Pituitary tumors account for the most common intracranial neoplasms. Rarely malignant, they nonetheless cause a variety of disorders by generating excess hormones pivotal to growth and reproduction, thyroid and adrenal function.
This finding builds on the landmark 1997 discovery in Dr. Melmed's laboratory of the oncogene PTTG1 (pituitary tumor-transforming gene). Dr. Lin Pei, now a research endocrinologist at Cedars-Sinai, was primary author on a paper that described how overexpression of the gene leads to unbalanced division of chromosomes and subsequent tumor development (Mol. Endocrinol. 11,433-441; 1997).

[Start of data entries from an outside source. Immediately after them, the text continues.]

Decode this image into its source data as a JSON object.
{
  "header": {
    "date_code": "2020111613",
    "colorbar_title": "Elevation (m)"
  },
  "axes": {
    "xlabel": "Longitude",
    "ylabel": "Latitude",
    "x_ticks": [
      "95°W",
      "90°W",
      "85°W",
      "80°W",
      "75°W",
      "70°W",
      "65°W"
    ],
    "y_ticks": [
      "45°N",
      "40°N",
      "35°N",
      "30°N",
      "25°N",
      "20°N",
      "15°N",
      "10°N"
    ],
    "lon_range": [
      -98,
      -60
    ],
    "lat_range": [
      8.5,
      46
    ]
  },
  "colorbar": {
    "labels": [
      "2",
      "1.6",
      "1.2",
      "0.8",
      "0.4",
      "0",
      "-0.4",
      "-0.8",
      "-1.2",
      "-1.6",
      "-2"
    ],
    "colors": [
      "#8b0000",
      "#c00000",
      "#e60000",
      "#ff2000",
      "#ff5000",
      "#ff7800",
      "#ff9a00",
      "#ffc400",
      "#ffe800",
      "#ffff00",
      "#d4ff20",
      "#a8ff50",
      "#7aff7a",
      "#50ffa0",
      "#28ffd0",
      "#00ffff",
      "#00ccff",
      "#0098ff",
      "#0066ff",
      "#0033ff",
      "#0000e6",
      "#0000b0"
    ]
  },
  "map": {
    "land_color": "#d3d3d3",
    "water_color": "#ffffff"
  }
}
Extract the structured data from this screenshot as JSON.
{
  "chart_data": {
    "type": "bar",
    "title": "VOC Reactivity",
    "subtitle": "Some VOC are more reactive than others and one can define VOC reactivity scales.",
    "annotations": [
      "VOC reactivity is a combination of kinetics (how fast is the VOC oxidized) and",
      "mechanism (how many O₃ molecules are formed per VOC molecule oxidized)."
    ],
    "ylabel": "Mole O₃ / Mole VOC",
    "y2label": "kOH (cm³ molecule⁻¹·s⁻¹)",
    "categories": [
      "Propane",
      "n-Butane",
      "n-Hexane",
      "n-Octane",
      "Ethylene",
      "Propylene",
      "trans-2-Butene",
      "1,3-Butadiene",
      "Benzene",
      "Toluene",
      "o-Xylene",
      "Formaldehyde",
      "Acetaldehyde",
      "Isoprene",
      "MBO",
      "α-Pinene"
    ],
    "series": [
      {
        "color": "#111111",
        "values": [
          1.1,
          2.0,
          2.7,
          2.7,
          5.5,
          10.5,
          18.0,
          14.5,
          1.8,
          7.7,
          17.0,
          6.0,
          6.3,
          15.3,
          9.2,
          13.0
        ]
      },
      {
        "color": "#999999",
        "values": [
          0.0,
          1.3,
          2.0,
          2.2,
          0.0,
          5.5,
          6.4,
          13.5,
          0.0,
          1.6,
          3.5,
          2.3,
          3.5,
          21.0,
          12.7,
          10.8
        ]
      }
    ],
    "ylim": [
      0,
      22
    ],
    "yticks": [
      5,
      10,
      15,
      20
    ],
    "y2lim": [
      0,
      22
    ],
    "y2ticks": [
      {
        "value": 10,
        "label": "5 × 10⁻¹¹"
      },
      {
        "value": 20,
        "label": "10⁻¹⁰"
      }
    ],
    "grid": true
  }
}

Once the gene was sequenced in rat genomes, the Cedars-Sinai team sequenced and described its expression in human cells. A novel family of related PTTG oncogenes has since been identified at the institution.
Anthony P. Heaney, M.D., is the primary author of today's report, which has important implications for understanding human development, reproduction, adrenal and thyroid function, and pituitary cancer.
Pituitary tumors are more common in women than in men, reflecting estrogen's importance in tumor development. In men, pituitary tumors express excess estrogen receptors.
Awaiting publication is an important related discovery that PTTG is expressed in other forms of cancer, and that estrogen is linked to its insidious trigger of malignant cell growth in those organs as well.
Now researchers can begin to correlate expression of the gene with stages and lethality of various cancers, not just pituitary tumors, Dr. Melmed said.
A deeper understanding of various forms of PTTG and their actions will lead to improved cancer diagnosis, assessment of cancer progression, and treatment, particularly if ways can be found to disable these estrogen-driven accelerators of cell growth and transformation.
The paper's other authors, along with Heaney and Melmed, are Gregory A. Horwitz, Zhiyong Wang, Ph.D., and Regina Singson. The work was supported by a grant from the National Institutes of Health and a Fulbright Research Scholarship to Dr. Heaney. It was performed in the Doris Factor Molecular Endocrinology Laboratory at Cedars-Sinai.